Sahih al-Bukhari · Livre 65 · L’Exégèse Prophétique du Coran (Tafsîر du Prophète ﷺ)
Sahih al-Bukhari · كتاب 65 · كتاب التفسير
‘Uwaimir est allé voir 'Asim bin 'Adi, le chef des Bani Ajlan, et lui a dit : « Que penses-tu d’un homme qui trouve un autre homme avec sa femme ? Doit-il le tuer et alors tu le ferais tuer (c’est-à-dire le mari), ou que doit-il faire ? Demande, s’il te plaît, au Messager d’Allah (ﷺ) à ce sujet pour moi. » 'Asim est alors allé voir le Prophète (ﷺ) et lui a dit : « Ô Messager d’Allah (ﷺ) ! » (et lui a posé la question), mais le Messager d’Allah (ﷺ) n’aimait pas cette question.
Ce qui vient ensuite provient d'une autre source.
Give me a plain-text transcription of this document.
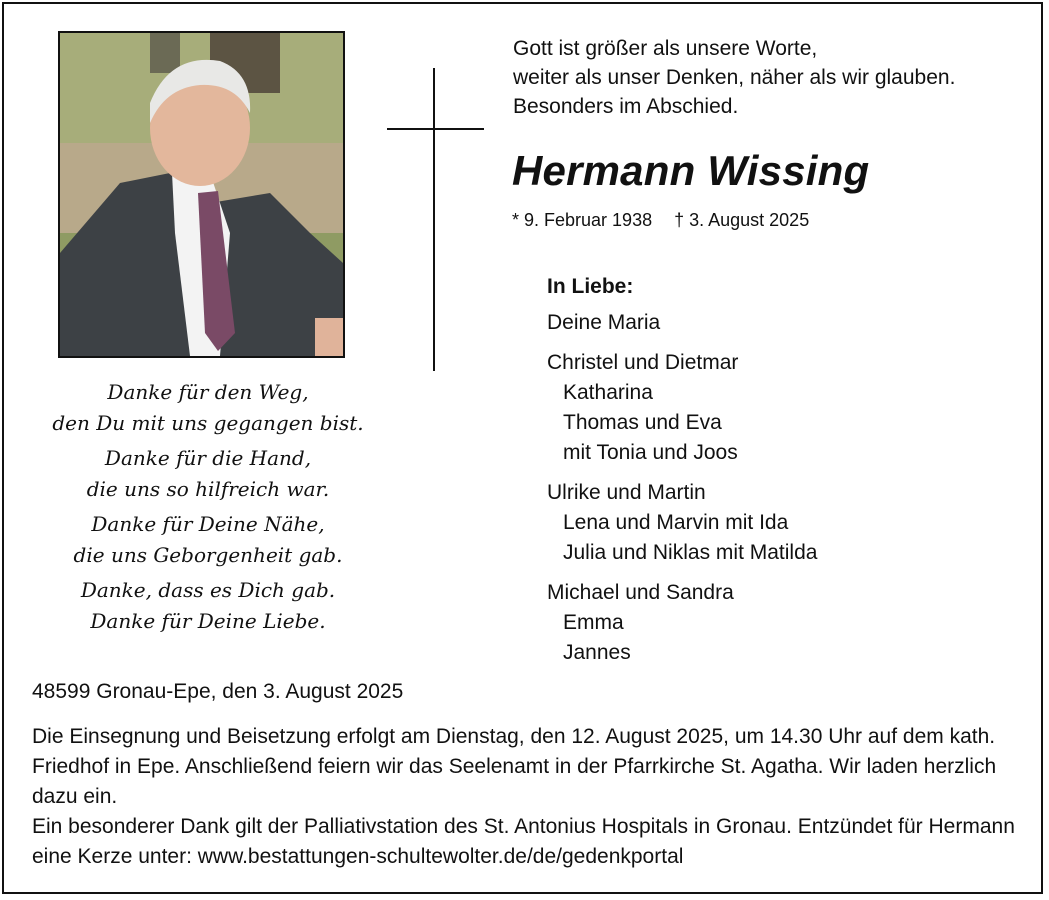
Gott ist größer als unsere Worte,
weiter als unser Denken, näher als wir glauben.
Besonders im Abschied.
Hermann Wissing
* 9. Februar 1938 † 3. August 2025
In Liebe:
Deine Maria
Christel und Dietmar
Katharina
Thomas und Eva
mit Tonia und Joos
Ulrike und Martin
Lena und Marvin mit Ida
Julia und Niklas mit Matilda
Michael und Sandra
Emma
Jannes
Danke für den Weg,
den Du mit uns gegangen bist.
Danke für die Hand,
die uns so hilfreich war.
Danke für Deine Nähe,
die uns Geborgenheit gab.
Danke, dass es Dich gab.
Danke für Deine Liebe.
48599 Gronau-Epe, den 3. August 2025
Die Einsegnung und Beisetzung erfolgt am Dienstag, den 12. August 2025, um 14.30 Uhr auf dem kath. Friedhof in Epe. Anschließend feiern wir das Seelenamt in der Pfarrkirche St. Agatha. Wir laden herzlich dazu ein.
Ein besonderer Dank gilt der Palliativstation des St. Antonius Hospitals in Gronau. Entzündet für Hermann eine Kerze unter: www.bestattungen-schultewolter.de/de/gedenkportal
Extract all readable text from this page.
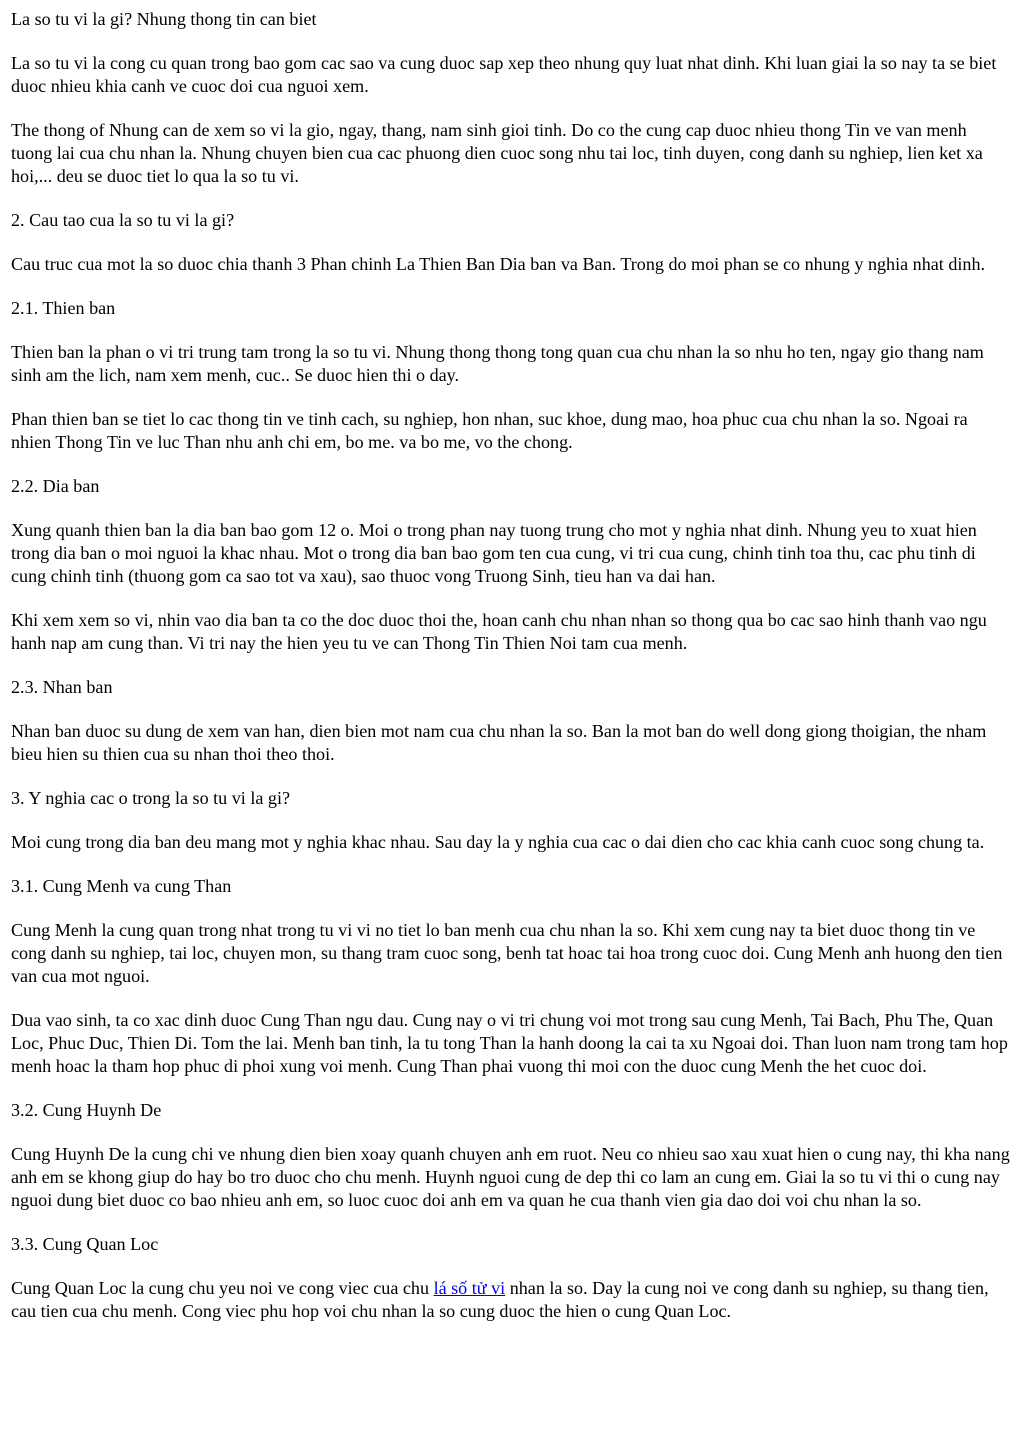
La so tu vi la gi? Nhung thong tin can biet

La so tu vi la cong cu quan trong bao gom cac sao va cung duoc sap xep theo nhung quy luat nhat dinh. Khi luan giai la so nay ta se biet duoc nhieu khia canh ve cuoc doi cua nguoi xem.

The thong of Nhung can de xem so vi la gio, ngay, thang, nam sinh gioi tinh. Do co the cung cap duoc nhieu thong Tin ve van menh tuong lai cua chu nhan la. Nhung chuyen bien cua cac phuong dien cuoc song nhu tai loc, tinh duyen, cong danh su nghiep, lien ket xa hoi,... deu se duoc tiet lo qua la so tu vi.

2. Cau tao cua la so tu vi la gi?

Cau truc cua mot la so duoc chia thanh 3 Phan chinh La Thien Ban Dia ban va Ban. Trong do moi phan se co nhung y nghia nhat dinh.

2.1. Thien ban

Thien ban la phan o vi tri trung tam trong la so tu vi. Nhung thong thong tong quan cua chu nhan la so nhu ho ten, ngay gio thang nam sinh am the lich, nam xem menh, cuc.. Se duoc hien thi o day.

Phan thien ban se tiet lo cac thong tin ve tinh cach, su nghiep, hon nhan, suc khoe, dung mao, hoa phuc cua chu nhan la so. Ngoai ra nhien Thong Tin ve luc Than nhu anh chi em, bo me. va bo me, vo the chong.

2.2. Dia ban

Xung quanh thien ban la dia ban bao gom 12 o. Moi o trong phan nay tuong trung cho mot y nghia nhat dinh. Nhung yeu to xuat hien trong dia ban o moi nguoi la khac nhau. Mot o trong dia ban bao gom ten cua cung, vi tri cua cung, chinh tinh toa thu, cac phu tinh di cung chinh tinh (thuong gom ca sao tot va xau), sao thuoc vong Truong Sinh, tieu han va dai han.

Khi xem xem so vi, nhin vao dia ban ta co the doc duoc thoi the, hoan canh chu nhan nhan so thong qua bo cac sao hinh thanh vao ngu hanh nap am cung than. Vi tri nay the hien yeu tu ve can Thong Tin Thien Noi tam cua menh.

2.3. Nhan ban

Nhan ban duoc su dung de xem van han, dien bien mot nam cua chu nhan la so. Ban la mot ban do well dong giong thoigian, the nham bieu hien su thien cua su nhan thoi theo thoi.

3. Y nghia cac o trong la so tu vi la gi?

Moi cung trong dia ban deu mang mot y nghia khac nhau. Sau day la y nghia cua cac o dai dien cho cac khia canh cuoc song chung ta.

3.1. Cung Menh va cung Than

Cung Menh la cung quan trong nhat trong tu vi vi no tiet lo ban menh cua chu nhan la so. Khi xem cung nay ta biet duoc thong tin ve cong danh su nghiep, tai loc, chuyen mon, su thang tram cuoc song, benh tat hoac tai hoa trong cuoc doi. Cung Menh anh huong den tien van cua mot nguoi.

Dua vao sinh, ta co xac dinh duoc Cung Than ngu dau. Cung nay o vi tri chung voi mot trong sau cung Menh, Tai Bach, Phu The, Quan Loc, Phuc Duc, Thien Di. Tom the lai. Menh ban tinh, la tu tong Than la hanh doong la cai ta xu Ngoai doi. Than luon nam trong tam hop menh hoac la tham hop phuc di phoi xung voi menh. Cung Than phai vuong thi moi con the duoc cung Menh the het cuoc doi.

3.2. Cung Huynh De

Cung Huynh De la cung chi ve nhung dien bien xoay quanh chuyen anh em ruot. Neu co nhieu sao xau xuat hien o cung nay, thi kha nang anh em se khong giup do hay bo tro duoc cho chu menh. Huynh nguoi cung de dep thi co lam an cung em. Giai la so tu vi thi o cung nay nguoi dung biet duoc co bao nhieu anh em, so luoc cuoc doi anh em va quan he cua thanh vien gia dao doi voi chu nhan la so.

3.3. Cung Quan Loc

Cung Quan Loc la cung chu yeu noi ve cong viec cua chu lá số tử vi nhan la so. Day la cung noi ve cong danh su nghiep, su thang tien, cau tien cua chu menh. Cong viec phu hop voi chu nhan la so cung duoc the hien o cung Quan Loc.
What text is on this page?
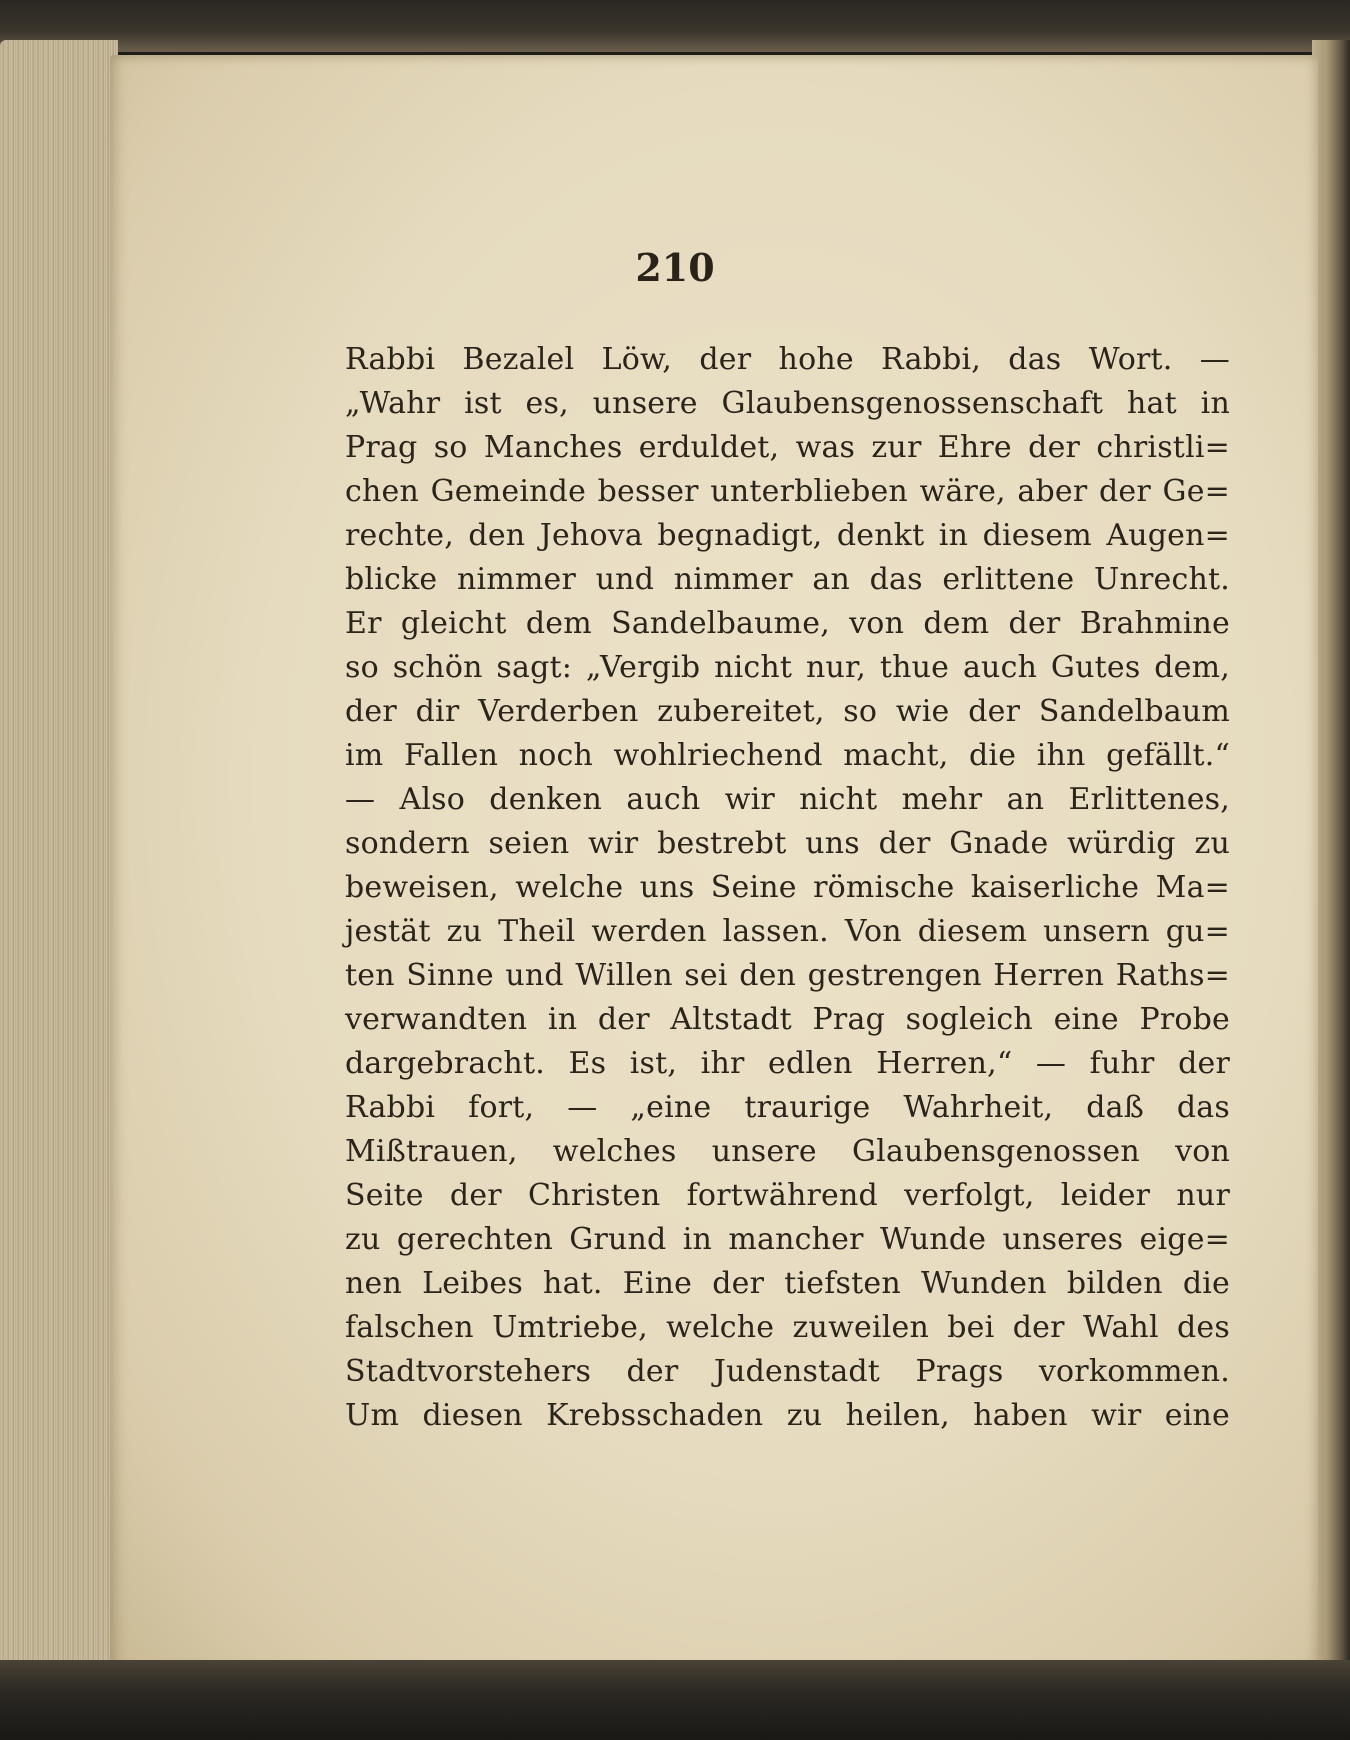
210
Rabbi Bezalel Löw, der hohe Rabbi, das Wort. —
„Wahr ist es, unsere Glaubensgenossenschaft hat in
Prag so Manches erduldet, was zur Ehre der christli=
chen Gemeinde besser unterblieben wäre, aber der Ge=
rechte, den Jehova begnadigt, denkt in diesem Augen=
blicke nimmer und nimmer an das erlittene Unrecht.
Er gleicht dem Sandelbaume, von dem der Brahmine
so schön sagt: „Vergib nicht nur, thue auch Gutes dem,
der dir Verderben zubereitet, so wie der Sandelbaum
im Fallen noch wohlriechend macht, die ihn gefällt.“
— Also denken auch wir nicht mehr an Erlittenes,
sondern seien wir bestrebt uns der Gnade würdig zu
beweisen, welche uns Seine römische kaiserliche Ma=
jestät zu Theil werden lassen. Von diesem unsern gu=
ten Sinne und Willen sei den gestrengen Herren Raths=
verwandten in der Altstadt Prag sogleich eine Probe
dargebracht. Es ist, ihr edlen Herren,“ — fuhr der
Rabbi fort, — „eine traurige Wahrheit, daß das
Mißtrauen, welches unsere Glaubensgenossen von
Seite der Christen fortwährend verfolgt, leider nur
zu gerechten Grund in mancher Wunde unseres eige=
nen Leibes hat. Eine der tiefsten Wunden bilden die
falschen Umtriebe, welche zuweilen bei der Wahl des
Stadtvorstehers der Judenstadt Prags vorkommen.
Um diesen Krebsschaden zu heilen, haben wir eine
Quand ‘Uwaimir demanda à 'Asim ce qu’avait répondu le Prophète, 'Asim répondit que le Messager d’Allah (ﷺ) n’aimait pas ce genre de question et trouvait cela honteux. ‘Uwaimir dit alors : « Par Allah, je n’arrêterai pas de demander tant que je n’aurai pas interrogé le Messager d’Allah (ﷺ) moi-même. » ‘Uwaimir alla donc voir le Prophète (ﷺ) et dit : « Ô Messager d’Allah (ﷺ) ! Un homme a trouvé un autre homme avec sa femme ! Doit-il le tuer et alors tu le ferais tuer (le mari, en rétorsion), ou que doit-il faire ? » Le Messager d’Allah (ﷺ) dit : « Allah a révélé à propos de toi et de ta femme ce qui est dans le Coran. » Le Messager d’Allah (ﷺ) leur ordonna alors de faire la procédure de Mula’ana comme Allah l’a mentionné dans Son Livre. ‘Uwaimir fit la Mula’ana avec elle et dit : « Ô Messager d’Allah (ﷺ) ! Si je la gardais, je lui ferais du tort. » ‘Uwaimir divorça donc d’elle, et le divorce est devenu une tradition après eux pour ceux qui se retrouvent dans une situation de Mula’ana. Le Messager d’Allah (ﷺ) dit ensuite : « Regardez ! Si elle (la femme d’Uwaimir) accouche d’un enfant noir aux grands yeux noirs, aux hanches larges et aux jambes épaisses, alors je penserai qu’Uwaimir a dit la vérité ; mais si elle accouche d’un enfant roux ressemblant à un Wahra, alors nous considérerons qu’Uwaimir a menti sur elle. » Plus tard, elle accoucha d’un enfant ayant les caractéristiques que le Messager d’Allah (ﷺ) avait décrites comme preuve de la parole d’Uwaimir ; ainsi, l’enfant fut attribué à sa mère par la suite.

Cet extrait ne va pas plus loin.